March 20, 2010 at 5:28 am
Tahany
thanks to this explanation, the fllat adverbs were ambigiuous 4 me . now the idea becomes clear
September 3, 2010 at 2:58 pm
GoatBoy
“didn’t need corrected?”
September 3, 2010 at 3:47 pm
John Kilgore
GoatBoy: I think constructions like “didn’t need corrected” are fairly well established in rural usage. My wife (from Wheeling, W. VA) says things like “the barn needs painted” all the time, as do her people. Native to Albuquerque, New Mexico, I found the usage strange at first, and for many years would stolidly insert the “to be” in my own locutions. Over time, though, I grew to like the more elliptical construction (leaving out the “to be”) and now tend to speak that way myself, at least at home.

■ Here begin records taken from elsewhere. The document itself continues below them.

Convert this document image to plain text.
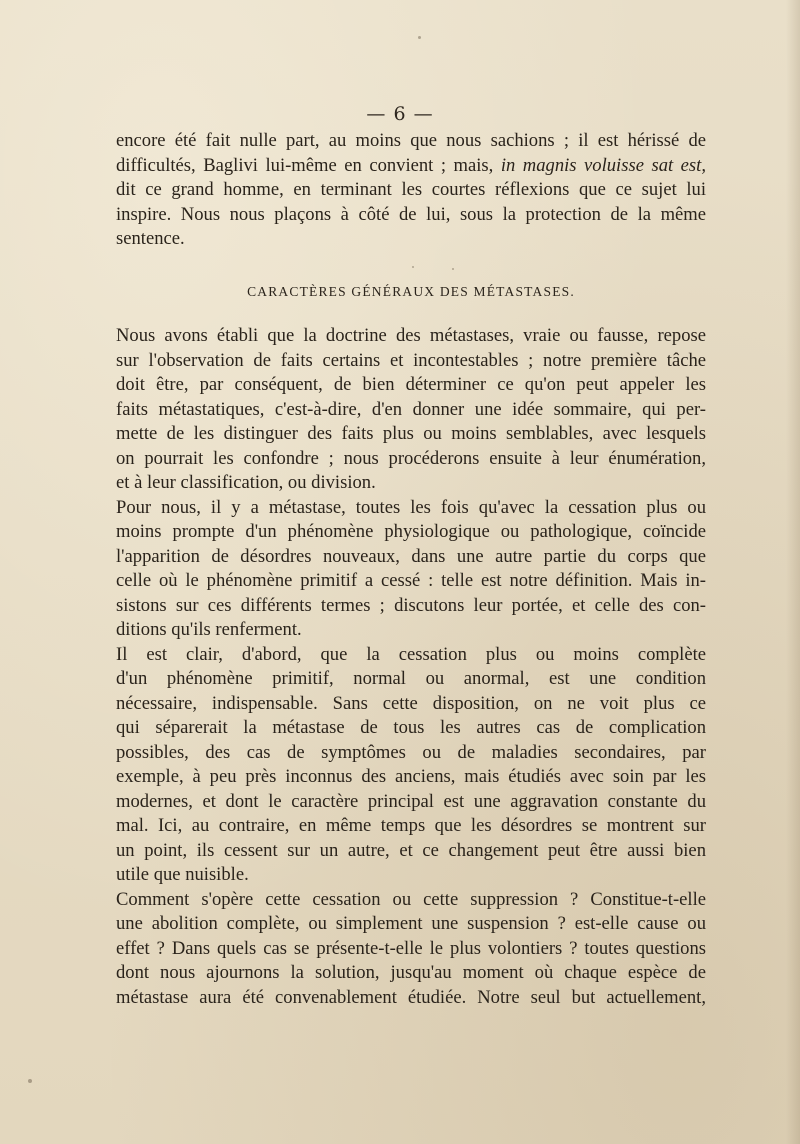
— 6 —
encore été fait nulle part, au moins que nous sachions ; il est hérissé de
difficultés, Baglivi lui-même en convient ; mais, in magnis voluisse sat est,
dit ce grand homme, en terminant les courtes réflexions que ce sujet lui
inspire. Nous nous plaçons à côté de lui, sous la protection de la même
sentence.
CARACTÈRES GÉNÉRAUX DES MÉTASTASES.
Nous avons établi que la doctrine des métastases, vraie ou fausse, repose
sur l'observation de faits certains et incontestables ; notre première tâche
doit être, par conséquent, de bien déterminer ce qu'on peut appeler les
faits métastatiques, c'est-à-dire, d'en donner une idée sommaire, qui per-
mette de les distinguer des faits plus ou moins semblables, avec lesquels
on pourrait les confondre ; nous procéderons ensuite à leur énumération,
et à leur classification, ou division.
Pour nous, il y a métastase, toutes les fois qu'avec la cessation plus ou
moins prompte d'un phénomène physiologique ou pathologique, coïncide
l'apparition de désordres nouveaux, dans une autre partie du corps que
celle où le phénomène primitif a cessé : telle est notre définition. Mais in-
sistons sur ces différents termes ; discutons leur portée, et celle des con-
ditions qu'ils renferment.
Il est clair, d'abord, que la cessation plus ou moins complète
d'un phénomène primitif, normal ou anormal, est une condition
nécessaire, indispensable. Sans cette disposition, on ne voit plus ce
qui séparerait la métastase de tous les autres cas de complication
possibles, des cas de symptômes ou de maladies secondaires, par
exemple, à peu près inconnus des anciens, mais étudiés avec soin par les
modernes, et dont le caractère principal est une aggravation constante du
mal. Ici, au contraire, en même temps que les désordres se montrent sur
un point, ils cessent sur un autre, et ce changement peut être aussi bien
utile que nuisible.
Comment s'opère cette cessation ou cette suppression ? Constitue-t-elle
une abolition complète, ou simplement une suspension ? est-elle cause ou
effet ? Dans quels cas se présente-t-elle le plus volontiers ? toutes questions
dont nous ajournons la solution, jusqu'au moment où chaque espèce de
métastase aura été convenablement étudiée. Notre seul but actuellement,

Here are two other tiny language notes from downstate Illinois, where we reside currently: 1) Folks here say “on accident,” not “by accident.” 2) Locals often say things like, “I counted my change whenever he handed back my groceries” — but mean to describe a single instance, not a repeated one. I have noted this too often not to be sure that there is some consistent logic here, but so far it eludes me. To my somewhat foreign ears, it seems that “when” and “whenever” are being used interchangeably.
Well, I see I’ve gone and changed the subject. But I want to add that this was a good post: useful insight into one of the real battlegrounds of English usage.
October 4, 2010 at 11:16 pm
What is wrong with the “CAUTION DRIVE SLOW” sign? – Dee Kay Dot As Gee
[…] Don’t ask me to explain. I don’t know how. Maybe I should link to someone who can explain the usage of flat adverb better than me. Summary: It’s fine to use slow as an adverb; it is part of a class of words that […]
August 5, 2011 at 5:52 pm
ludovicah
flat adverbs may not be “wrong” but they are certainly ugly
August 5, 2011 at 6:05 pm
mike
@ludovicah — “ugly” is entirely subjective. As with all subjective matters like this, if you don’t like them, you’re certainly welcome not to use them.